Reputation: 11
I have a wide dataset and am trying to figure out how many times the value in column 2019_5
appears for that same member and whether it's continuous or not. The best I've managed to come up with is dataframe['number_yrs'] = 5 - dataframe.isnull().sum(axis=1)

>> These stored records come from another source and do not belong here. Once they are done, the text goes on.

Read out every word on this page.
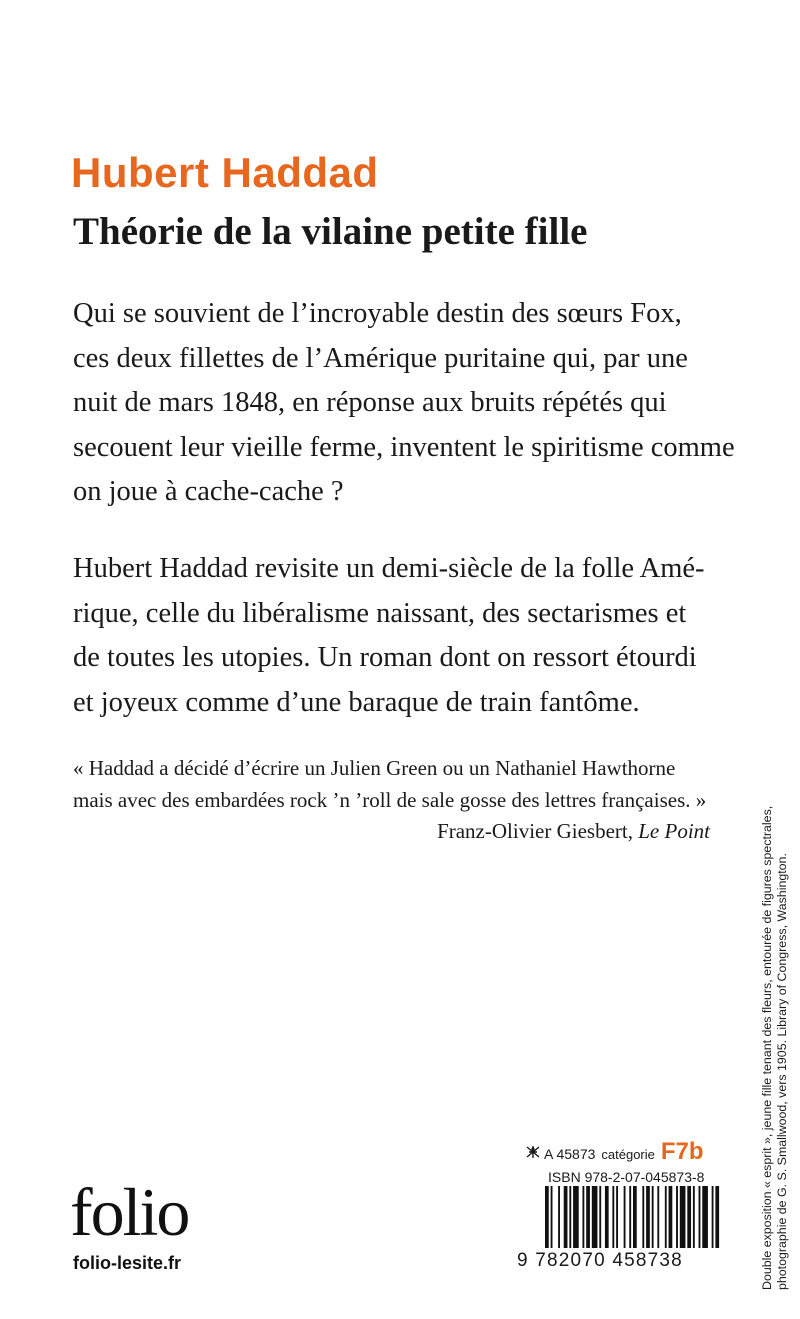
Hubert Haddad
Théorie de la vilaine petite fille

Qui se souvient de l’incroyable destin des sœurs Fox,
ces deux fillettes de l’Amérique puritaine qui, par une
nuit de mars 1848, en réponse aux bruits répétés qui
secouent leur vieille ferme, inventent le spiritisme comme
on joue à cache-cache ?

Hubert Haddad revisite un demi-siècle de la folle Amé-
rique, celle du libéralisme naissant, des sectarismes et
de toutes les utopies. Un roman dont on ressort étourdi
et joyeux comme d’une baraque de train fantôme.

« Haddad a décidé d’écrire un Julien Green ou un Nathaniel Hawthorne
mais avec des embardées rock ’n ’roll de sale gosse des lettres françaises. »

Franz-Olivier Giesbert, Le Point	Double exposition « esprit », jeune fille tenant des fleurs, entourée de figures spectrales, photographie de G. S. Smallwood, vers 1905. Library of Congress, Washington.
folio
folio-lesite.fr
A 45873 catégorie F7b
ISBN 978-2-07-045873-8
9 782070 458738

which gives the following. The problem is that it just looks at whether there is or isn't a NaN, not whether the value is equal to 2019_5
member 2015_5 2016_5 2017_5 2018_5 2019_5 number_yrs
0 aaa NaN NaN NaN NaN 12 1
1 bbb 7.0 7.0 7.0 7.0 7 5
2 ccc 10.0 10.0 NaN NaN 10 3
3 ddd 12.0 NaN NaN 7.0 7 3
4 eee 12.0 NaN 10.0 NaN 10 3
What I want is for it to be 2
for member ddd
and 2
for member eee
I'd also like to add a continuous
column that is y/n and indicates whether number_yrs
is continuous. I expect it would look something like this when all is said and done (correctly)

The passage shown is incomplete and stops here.